The world is moving to UTF8, MySQL 8.0 has utf8mb4 charset as default now, but, to be honest, I was pretty surprised how sensible the "charset" related topic could be.. -- in fact you may easily hit huge performance overhead just by using an "odd" config settings around your client/server charset and collation. While to avoid any potential charset mismatch between client and server, MySQL has from a long time an excellent option : "skip-character-set-client-handshake" which is forcing any client connection to be "aligned" with server settings ! (for more details see the ref. manual : https://dev.mysql.com/doc/refman/8.0/en/server-options.html#option_mysqld_character-set-client-handshake) -- this option is NOT set by default (to leave you a freedom in choose of charsets used on client and server sides). However, in my sense, it's still better to align clients according to the server settings to avoid any potential client misconfig..

As well if you wish to use UTF8, please use "utf8mb4" as first of all it's the most complete for any kind of characters (and probably the only one which makes sense as of today), and second -- its related code was yet more improved in MySQL 8.0 for better efficiency. How much more efficient ? -- let's see from the following test results.

but first of all, the related config setup :
character_set_server=utf8mb4
collation_server=utf8mb4_0900_ai_ci
skip-character-set-client-handshake
sort_buffer_size=512K

NOTE: mind to use a bigger sort buffer for UTF8

The results are obtained with on the same 2S Skylake as in the previously published RO tests with latin1 and with the same test workloads (just that for latin1 you need to change character_set_server= latin1 and collation_server= latin1_swedish_ci)

So far, here we are :

Sysbench OLTP_RO 10Mx8-tables UTF8mb4 on 2S 48cores-HT Skylake

Comments :
  • MySQL 8.0 is doing up to 40% better than 5.7
  • MariaDB 10.3.5 is trying to follow, but not yet there..


Sysbench RO Point-Selects 10Mx8-tables UTF8mb4 on 2S 48cores-HT Skylake

Comments :
  • point-selects workload is much less sensible to UTF8
  • 8.0 and 5.7 are getting highest QPS due RO fixes in 5.7
  • MariaDB 10.3.5 is going higher than before since adoption of InnoDB 5.7 code
  • 5.6 is slower than others because it's 5.6, and has no 5.7 improvements ;-))

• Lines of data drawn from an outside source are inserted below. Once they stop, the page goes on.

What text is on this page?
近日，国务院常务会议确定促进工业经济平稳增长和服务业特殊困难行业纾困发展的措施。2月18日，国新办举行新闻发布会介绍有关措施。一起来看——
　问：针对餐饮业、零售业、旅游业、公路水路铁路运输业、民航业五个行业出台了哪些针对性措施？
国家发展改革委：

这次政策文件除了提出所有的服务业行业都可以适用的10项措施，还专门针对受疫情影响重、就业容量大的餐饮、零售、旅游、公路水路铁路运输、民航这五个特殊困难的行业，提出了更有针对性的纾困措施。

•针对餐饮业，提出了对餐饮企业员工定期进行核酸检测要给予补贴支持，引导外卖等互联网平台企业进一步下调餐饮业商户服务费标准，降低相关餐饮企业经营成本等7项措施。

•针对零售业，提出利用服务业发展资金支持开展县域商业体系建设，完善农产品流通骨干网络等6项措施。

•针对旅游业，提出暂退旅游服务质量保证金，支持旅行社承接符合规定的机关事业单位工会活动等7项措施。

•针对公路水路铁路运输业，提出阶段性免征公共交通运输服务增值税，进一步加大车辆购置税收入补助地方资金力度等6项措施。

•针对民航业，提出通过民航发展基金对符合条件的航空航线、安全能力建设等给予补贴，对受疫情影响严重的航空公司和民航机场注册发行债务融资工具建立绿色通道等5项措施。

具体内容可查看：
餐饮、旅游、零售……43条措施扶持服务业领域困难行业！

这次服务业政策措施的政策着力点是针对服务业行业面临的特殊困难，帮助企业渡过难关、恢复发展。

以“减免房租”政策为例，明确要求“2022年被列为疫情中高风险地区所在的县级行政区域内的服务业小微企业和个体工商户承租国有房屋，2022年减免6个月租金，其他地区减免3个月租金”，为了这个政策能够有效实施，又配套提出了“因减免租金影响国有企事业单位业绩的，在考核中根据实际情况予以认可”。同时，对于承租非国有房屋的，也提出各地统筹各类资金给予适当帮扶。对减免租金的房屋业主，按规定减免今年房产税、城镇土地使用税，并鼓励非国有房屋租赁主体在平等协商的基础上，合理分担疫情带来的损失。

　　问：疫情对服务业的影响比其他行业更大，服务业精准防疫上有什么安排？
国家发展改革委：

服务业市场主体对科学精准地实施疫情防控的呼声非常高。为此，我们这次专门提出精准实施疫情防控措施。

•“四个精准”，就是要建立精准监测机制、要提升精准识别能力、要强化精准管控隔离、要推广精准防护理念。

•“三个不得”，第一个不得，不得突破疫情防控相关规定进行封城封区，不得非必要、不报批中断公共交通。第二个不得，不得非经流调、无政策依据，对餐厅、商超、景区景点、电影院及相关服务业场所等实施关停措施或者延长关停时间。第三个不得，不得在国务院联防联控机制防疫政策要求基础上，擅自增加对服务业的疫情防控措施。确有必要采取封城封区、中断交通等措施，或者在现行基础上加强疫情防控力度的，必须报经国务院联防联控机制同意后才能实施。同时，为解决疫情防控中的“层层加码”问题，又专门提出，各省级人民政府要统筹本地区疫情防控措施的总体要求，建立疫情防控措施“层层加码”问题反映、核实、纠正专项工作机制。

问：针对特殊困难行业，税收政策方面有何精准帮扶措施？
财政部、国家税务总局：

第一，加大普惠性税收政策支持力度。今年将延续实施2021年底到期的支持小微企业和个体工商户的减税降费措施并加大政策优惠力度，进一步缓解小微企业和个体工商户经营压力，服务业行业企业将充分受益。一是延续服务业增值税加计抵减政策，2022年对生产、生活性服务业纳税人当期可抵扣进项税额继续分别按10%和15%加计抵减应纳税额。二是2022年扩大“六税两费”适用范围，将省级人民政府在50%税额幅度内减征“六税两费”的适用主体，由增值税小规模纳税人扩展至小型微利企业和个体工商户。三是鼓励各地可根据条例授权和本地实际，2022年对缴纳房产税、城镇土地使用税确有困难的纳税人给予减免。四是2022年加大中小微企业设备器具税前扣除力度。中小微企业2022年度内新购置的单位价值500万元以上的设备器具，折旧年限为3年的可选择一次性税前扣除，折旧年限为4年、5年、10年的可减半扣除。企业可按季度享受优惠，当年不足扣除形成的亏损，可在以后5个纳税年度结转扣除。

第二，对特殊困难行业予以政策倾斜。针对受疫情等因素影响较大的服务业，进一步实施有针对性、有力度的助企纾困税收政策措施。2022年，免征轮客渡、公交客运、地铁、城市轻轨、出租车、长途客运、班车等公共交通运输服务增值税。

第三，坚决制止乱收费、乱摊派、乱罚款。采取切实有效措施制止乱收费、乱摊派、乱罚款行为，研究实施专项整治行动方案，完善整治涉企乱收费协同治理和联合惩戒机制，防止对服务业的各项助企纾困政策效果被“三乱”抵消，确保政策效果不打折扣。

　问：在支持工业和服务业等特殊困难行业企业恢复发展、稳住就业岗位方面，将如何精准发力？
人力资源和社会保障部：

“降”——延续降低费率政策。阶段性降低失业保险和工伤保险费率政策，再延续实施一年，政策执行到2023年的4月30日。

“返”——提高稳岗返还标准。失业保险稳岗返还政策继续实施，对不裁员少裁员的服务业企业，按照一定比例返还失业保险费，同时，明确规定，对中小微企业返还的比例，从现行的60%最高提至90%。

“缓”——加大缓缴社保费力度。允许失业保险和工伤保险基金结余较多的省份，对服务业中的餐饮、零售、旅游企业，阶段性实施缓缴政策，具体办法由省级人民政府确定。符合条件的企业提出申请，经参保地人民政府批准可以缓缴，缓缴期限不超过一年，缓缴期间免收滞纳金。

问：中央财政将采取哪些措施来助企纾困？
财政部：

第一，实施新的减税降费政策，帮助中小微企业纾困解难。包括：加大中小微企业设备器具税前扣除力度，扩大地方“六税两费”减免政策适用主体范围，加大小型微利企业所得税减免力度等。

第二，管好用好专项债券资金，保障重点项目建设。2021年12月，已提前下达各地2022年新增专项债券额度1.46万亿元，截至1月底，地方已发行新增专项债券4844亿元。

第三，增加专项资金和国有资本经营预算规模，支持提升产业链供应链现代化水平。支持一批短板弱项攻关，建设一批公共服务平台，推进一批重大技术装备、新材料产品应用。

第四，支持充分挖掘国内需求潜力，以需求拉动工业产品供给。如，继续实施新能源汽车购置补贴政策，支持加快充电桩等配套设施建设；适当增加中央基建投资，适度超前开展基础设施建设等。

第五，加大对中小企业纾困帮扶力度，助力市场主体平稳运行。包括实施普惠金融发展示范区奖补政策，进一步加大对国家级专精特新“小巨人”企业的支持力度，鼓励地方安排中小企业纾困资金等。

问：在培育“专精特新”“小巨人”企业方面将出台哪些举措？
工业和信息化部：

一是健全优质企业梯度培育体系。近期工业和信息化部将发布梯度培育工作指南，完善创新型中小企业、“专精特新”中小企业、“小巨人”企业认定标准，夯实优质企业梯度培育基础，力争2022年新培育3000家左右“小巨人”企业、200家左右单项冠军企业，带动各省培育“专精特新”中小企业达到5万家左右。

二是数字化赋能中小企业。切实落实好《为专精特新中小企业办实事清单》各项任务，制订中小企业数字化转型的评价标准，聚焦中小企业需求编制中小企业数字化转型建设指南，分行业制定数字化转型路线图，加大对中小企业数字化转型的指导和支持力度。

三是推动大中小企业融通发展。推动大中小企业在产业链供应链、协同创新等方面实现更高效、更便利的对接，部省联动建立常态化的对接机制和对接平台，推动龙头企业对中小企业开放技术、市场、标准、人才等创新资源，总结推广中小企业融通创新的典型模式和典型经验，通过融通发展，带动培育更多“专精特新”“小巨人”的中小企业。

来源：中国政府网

Sysbench RO Distinct-Ranges 10Mx8-tables UTF8mb4 on 2S 48cores-HT Skylake

Comments :
  • MySQL 8.0 is doing 30% better than 5.7
  • MariaDB is doing so bad here just because it's already doing something bad yet in previous latin1 tests..

Instead of summary :
  • a gentle reminder to PeterZ that MySQL is not "InnoDB only" ;-))
  • if you're doing "benchmarKeting" -- very easy to be "the best" by comparing everyone with UTF8, and hide all other regressions and bottlenecks.. ;-))
  • so, hope it's obvious why all my following benchmark results will be published with "latin1" only..

Thank You for using MySQL !

Rgds,
-Dimitri